The team tested RADARS in different cell types and with different target sequences and protein products. They found that RADARS distinguished between kidney, uterine, and liver cells, and could produce different fluorescent signals as well as a caspase, an enzyme that kills cells. RADARS also measured gene expression over a large dynamic range, demonstrating their utility as sensors.
Most systems successfully detected target sequences using the cell’s native ADAR proteins, but the team found that supplementing the cells with additional ADAR proteins increased the strength of the signal. Abudayyeh says both of these cases are potentially useful; taking advantage of the cell’s native editing proteins would minimize the chance of off-target editing in therapeutic applications, but supplementing them could help produce stronger effects when RADARS are used as a research tool in the lab.
On the radar
Abudayyeh, Chen, and Gootenberg say that because both the guide RNA and payload RNA are modifiable, others can easily redesign RADARS to target different cell types and produce different signals or payloads. They also engineered more complex RADARS, in which cells produced a protein if they sensed two RNA sequences and another if they sensed either one RNA or another. The team adds that similar RADARS could help scientists detect more than one cell type at the same time, as well as complex cell states that can’t be defined by a single RNA transcript.
Ultimately, the researchers hope to develop a set of design rules so that others can more easily develop RADARS for their own experiments.

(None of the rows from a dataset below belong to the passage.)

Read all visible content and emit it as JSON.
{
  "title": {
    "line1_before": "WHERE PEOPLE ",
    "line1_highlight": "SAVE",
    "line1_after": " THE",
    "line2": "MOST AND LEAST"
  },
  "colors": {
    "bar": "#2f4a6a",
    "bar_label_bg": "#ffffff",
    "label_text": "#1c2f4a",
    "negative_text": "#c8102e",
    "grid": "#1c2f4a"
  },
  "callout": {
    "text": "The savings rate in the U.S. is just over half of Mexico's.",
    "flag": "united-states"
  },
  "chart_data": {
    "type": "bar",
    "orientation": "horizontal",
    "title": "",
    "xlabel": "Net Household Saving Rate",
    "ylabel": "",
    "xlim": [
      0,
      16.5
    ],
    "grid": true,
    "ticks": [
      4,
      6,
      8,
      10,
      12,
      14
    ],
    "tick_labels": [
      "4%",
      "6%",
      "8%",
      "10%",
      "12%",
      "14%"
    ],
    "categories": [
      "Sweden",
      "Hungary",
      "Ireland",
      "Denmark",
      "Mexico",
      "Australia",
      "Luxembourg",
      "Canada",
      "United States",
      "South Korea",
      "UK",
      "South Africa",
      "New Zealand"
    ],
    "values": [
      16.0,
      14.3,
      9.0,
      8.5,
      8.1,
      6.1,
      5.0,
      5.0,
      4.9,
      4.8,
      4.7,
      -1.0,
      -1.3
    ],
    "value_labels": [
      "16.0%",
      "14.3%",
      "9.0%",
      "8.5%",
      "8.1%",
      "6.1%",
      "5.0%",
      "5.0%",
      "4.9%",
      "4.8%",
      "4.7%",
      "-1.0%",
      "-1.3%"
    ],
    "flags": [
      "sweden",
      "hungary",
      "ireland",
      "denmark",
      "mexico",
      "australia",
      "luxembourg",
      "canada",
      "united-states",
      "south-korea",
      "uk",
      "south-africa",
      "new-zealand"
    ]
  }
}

They suggest other scientists could use RADARS to manipulate immune cell states, track neuronal activity in response to stimuli, or deliver therapeutic mRNA to specific tissues.
“We think this is a really interesting paradigm for controlling gene expression,” said Chen. “We can’t even anticipate what the best applications will be. That really comes from the combination of people with interesting biology and the tools you develop.”

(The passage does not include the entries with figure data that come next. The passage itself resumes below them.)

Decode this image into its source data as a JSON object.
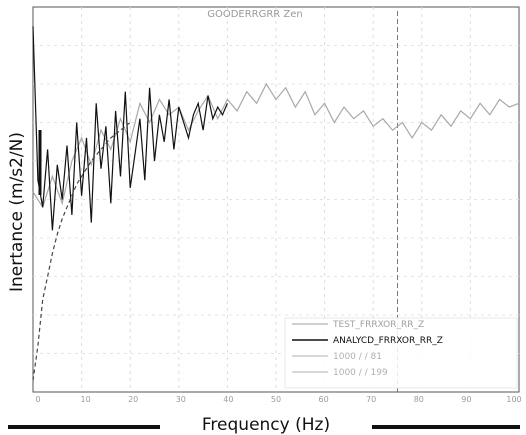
{
  "chart_data": {
    "type": "line",
    "title": "GOODERRGRR Zen",
    "xlabel": "Frequency (Hz)",
    "ylabel": "Inertance (m/s2/N)",
    "x_tick_labels": [
      "0",
      "10",
      "20",
      "30",
      "40",
      "50",
      "60",
      "70",
      "80",
      "90",
      "100"
    ],
    "xlim": [
      0,
      100
    ],
    "ylim": [
      0,
      10
    ],
    "grid": true,
    "legend_position": "bottom-right",
    "cursor_x": 75,
    "legend": [
      {
        "label": "TEST_FRRXOR_RR_Z",
        "color": "#a0a0a0"
      },
      {
        "label": "ANALYCD_FRRXOR_RR_Z",
        "color": "#111111"
      },
      {
        "label": "1000 / / 81",
        "color": "#b0b0b0"
      },
      {
        "label": "1000 / / 199",
        "color": "#b0b0b0"
      }
    ],
    "series": [
      {
        "color": "#a8a8a8",
        "x": [
          0,
          2,
          4,
          6,
          8,
          10,
          12,
          14,
          16,
          18,
          20,
          22,
          24,
          26,
          28,
          30,
          32,
          34,
          36,
          38,
          40,
          42,
          44,
          46,
          48,
          50,
          52,
          54,
          56,
          58,
          60,
          62,
          64,
          66,
          68,
          70,
          72,
          74,
          76,
          78,
          80,
          82,
          84,
          86,
          88,
          90,
          92,
          94,
          96,
          98,
          100
        ],
        "y": [
          5.2,
          4.8,
          5.6,
          4.9,
          6.0,
          6.6,
          5.9,
          6.8,
          6.3,
          7.1,
          6.5,
          7.5,
          7.0,
          7.6,
          7.2,
          7.4,
          6.8,
          7.3,
          7.7,
          7.1,
          7.6,
          7.3,
          7.8,
          7.5,
          8.0,
          7.6,
          7.9,
          7.4,
          7.8,
          7.2,
          7.5,
          7.0,
          7.4,
          7.1,
          7.3,
          6.9,
          7.1,
          6.8,
          7.0,
          6.6,
          7.0,
          6.8,
          7.2,
          6.9,
          7.3,
          7.1,
          7.5,
          7.2,
          7.6,
          7.4,
          7.5
        ]
      },
      {
        "color": "#111111",
        "x": [
          0,
          1,
          2,
          3,
          4,
          5,
          6,
          7,
          8,
          9,
          10,
          11,
          12,
          13,
          14,
          15,
          16,
          17,
          18,
          19,
          20,
          21,
          22,
          23,
          24,
          25,
          26,
          27,
          28,
          29,
          30,
          31,
          32,
          33,
          34,
          35,
          36,
          37,
          38,
          39,
          40
        ],
        "y": [
          9.5,
          5.5,
          4.8,
          6.3,
          4.2,
          5.9,
          5.0,
          6.4,
          4.6,
          7.0,
          5.1,
          6.6,
          4.4,
          7.5,
          5.8,
          6.9,
          4.9,
          7.3,
          5.6,
          7.8,
          5.3,
          6.2,
          7.1,
          5.5,
          7.9,
          6.0,
          7.2,
          6.5,
          7.6,
          6.3,
          7.4,
          7.0,
          6.6,
          7.2,
          7.5,
          6.8,
          7.7,
          7.1,
          7.4,
          7.2,
          7.5
        ]
      },
      {
        "color": "#444444",
        "x": [
          0,
          1,
          2,
          3,
          4,
          5,
          6,
          7,
          8,
          9,
          10,
          12,
          14,
          16,
          18,
          20
        ],
        "y": [
          0.3,
          1.2,
          2.4,
          3.0,
          3.6,
          4.1,
          4.5,
          4.8,
          5.1,
          5.4,
          5.6,
          6.0,
          6.3,
          6.6,
          6.8,
          7.0
        ]
      }
    ]
  }
}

This work was supported by the The McGovern Institute Neurotechnology (MINT) program, the K. Lisa Yang and Hock E. Tan Center for Molecular Therapeutics in Neuroscience, the G. Harold & Leila Y. Mathers Charitable Foundation, Massachusetts Institute of Technology, Impetus Grants, the Cystic Fibrosis Foundation, Google Ventures, FastGrants, the McGovern Institute, National Institutes of Health, the Burroughs Wellcome Fund, the Searle Scholars Foundation, the Harvard Stem Cell Institute, and the Merkin Institute.